I spent two and a half hours this morning digging soil, clearing stones and removing roots. The gardening aspect is not really what I want to talk about. Imagine that, me not sticking to the topic at hand. It was as my hands were literally in the soil that fragments from assemblies at primary school started to come back to me. I went to a Church of England primary school called Benhilton and there was quite a lot of religion taught to us.
It has been a long time since I have really thought about it. Even now, as I write this, I am struggling to remember the things we were taught. In my defence, it was thirty odd years ago. I remember something about ‘honest toil being good for the soul.’ I know I have most likely got this wrong, so please feel free to correct me. The sentiment of it really got to me today. There I was, kneeling in mud, my hands black from the soil and I felt this weird sense of freedom and happiness come over me.
I am not really a religious man and it has been a while since I considered myself even spiritual. My spiritual upbringing was a bit of a hodge-podge. I was sent to a Church of England School but not christened. My Dad’s best friend was Jewish and I loved to hear him talk about Judaism. It is also how I learnt the words ‘smuck’ and ‘schmendrick’ both of which are words that taste good to say them. I read some about Buddhism and a lot more about Taoism, but I have to confess, mostly ‘The Tao of Pooh.’ Yup, if I am going to have spiritual awakenings, I prefer them to come from a fictional bear with a penchant for honey. I also learnt a lot about Hinduism from Gauri and she jokes that I know more about than she does.
For all this, I do not know what to believe or if I believe in anything. I try and stay to the maxim ‘Be a good person, do not hurt others and do your best to make the world a better place.’ I am hoping this is good enough.
So, what did I feel when gardening today?
It made me want to build a house. Like in American films when you see the wooden timbers go up and form the frame and then it gets put together, but all of it done by me. I do not know where the hell that came from, but I still feel it. How great would that feel to achieve? It was something about the work that I was doing and the Bruce Springsteen song I was listening to when these thoughts struck me.
I have linked the song as it will make what I am trying to say make more sense.
I thought, this work hurts no-one. I am not selling dodgy pensions or out to scam people with get rich schemes, nor am I politician. The only things affected by my work were three worms I saw and they didn’t seem to mind at all. It was honest work and I felt better for doing it. This is a big deal for me. I would not want to get rich knowing I had screwed people over to get there.
It was also humbling in a good way. I was not too good to get down in the dirt and did not see it as being beneath me. I liked that. I would never want to be a person who thought that they were too good for anything and that certain work should be left to lesser people.Where is the humanity in that way of thinking?

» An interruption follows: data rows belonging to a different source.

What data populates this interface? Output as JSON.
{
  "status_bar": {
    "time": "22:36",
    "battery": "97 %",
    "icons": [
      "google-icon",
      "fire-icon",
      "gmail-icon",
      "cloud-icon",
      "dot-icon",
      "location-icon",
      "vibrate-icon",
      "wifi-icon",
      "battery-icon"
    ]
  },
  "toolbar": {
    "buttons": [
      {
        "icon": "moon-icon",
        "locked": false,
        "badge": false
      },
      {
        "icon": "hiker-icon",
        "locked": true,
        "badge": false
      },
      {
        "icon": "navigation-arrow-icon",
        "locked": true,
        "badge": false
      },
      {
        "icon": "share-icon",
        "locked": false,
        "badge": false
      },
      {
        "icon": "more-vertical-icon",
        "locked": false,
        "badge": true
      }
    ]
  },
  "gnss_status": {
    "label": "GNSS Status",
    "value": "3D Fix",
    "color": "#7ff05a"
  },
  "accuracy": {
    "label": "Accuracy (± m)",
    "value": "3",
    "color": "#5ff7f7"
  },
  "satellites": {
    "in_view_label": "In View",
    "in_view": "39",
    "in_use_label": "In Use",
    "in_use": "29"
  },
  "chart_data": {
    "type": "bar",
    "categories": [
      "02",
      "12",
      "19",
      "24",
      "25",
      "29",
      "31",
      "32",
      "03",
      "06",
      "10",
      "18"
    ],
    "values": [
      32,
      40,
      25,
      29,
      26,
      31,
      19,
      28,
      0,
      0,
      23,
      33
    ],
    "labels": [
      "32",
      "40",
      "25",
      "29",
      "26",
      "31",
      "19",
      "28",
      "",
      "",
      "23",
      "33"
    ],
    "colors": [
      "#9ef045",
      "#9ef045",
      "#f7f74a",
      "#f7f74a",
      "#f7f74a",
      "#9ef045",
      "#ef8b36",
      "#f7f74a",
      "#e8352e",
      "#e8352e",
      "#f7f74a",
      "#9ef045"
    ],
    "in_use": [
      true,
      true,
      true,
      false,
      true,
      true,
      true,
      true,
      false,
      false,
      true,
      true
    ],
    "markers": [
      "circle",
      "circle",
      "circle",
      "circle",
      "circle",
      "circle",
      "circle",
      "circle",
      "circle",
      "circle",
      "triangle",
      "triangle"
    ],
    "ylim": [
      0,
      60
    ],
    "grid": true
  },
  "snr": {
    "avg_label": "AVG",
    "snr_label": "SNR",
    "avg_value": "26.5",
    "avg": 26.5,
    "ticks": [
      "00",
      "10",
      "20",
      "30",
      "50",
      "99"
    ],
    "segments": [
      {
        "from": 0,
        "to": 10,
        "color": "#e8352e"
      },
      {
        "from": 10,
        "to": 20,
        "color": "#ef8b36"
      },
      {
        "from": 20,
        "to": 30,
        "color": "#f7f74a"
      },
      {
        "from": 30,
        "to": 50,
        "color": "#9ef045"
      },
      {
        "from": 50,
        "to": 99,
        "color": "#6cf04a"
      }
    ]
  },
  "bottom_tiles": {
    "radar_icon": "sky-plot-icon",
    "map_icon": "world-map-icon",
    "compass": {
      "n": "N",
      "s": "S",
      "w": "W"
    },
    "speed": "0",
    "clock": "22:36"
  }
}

Most of all, it was the peace I felt when doing it. It was work that I am happy and grateful to get. It is work that earns me money and is getting me fit at the same time. Yup, I am going to be pretty ripped soon. It is work that I do not have to think through. I dig. I pick up stones. I pull up roots. No performance review. No supervision. No endless forms to fill out. It was simple, and I think there is something of the divine in simplicity.
Which seems a perfect note to end on.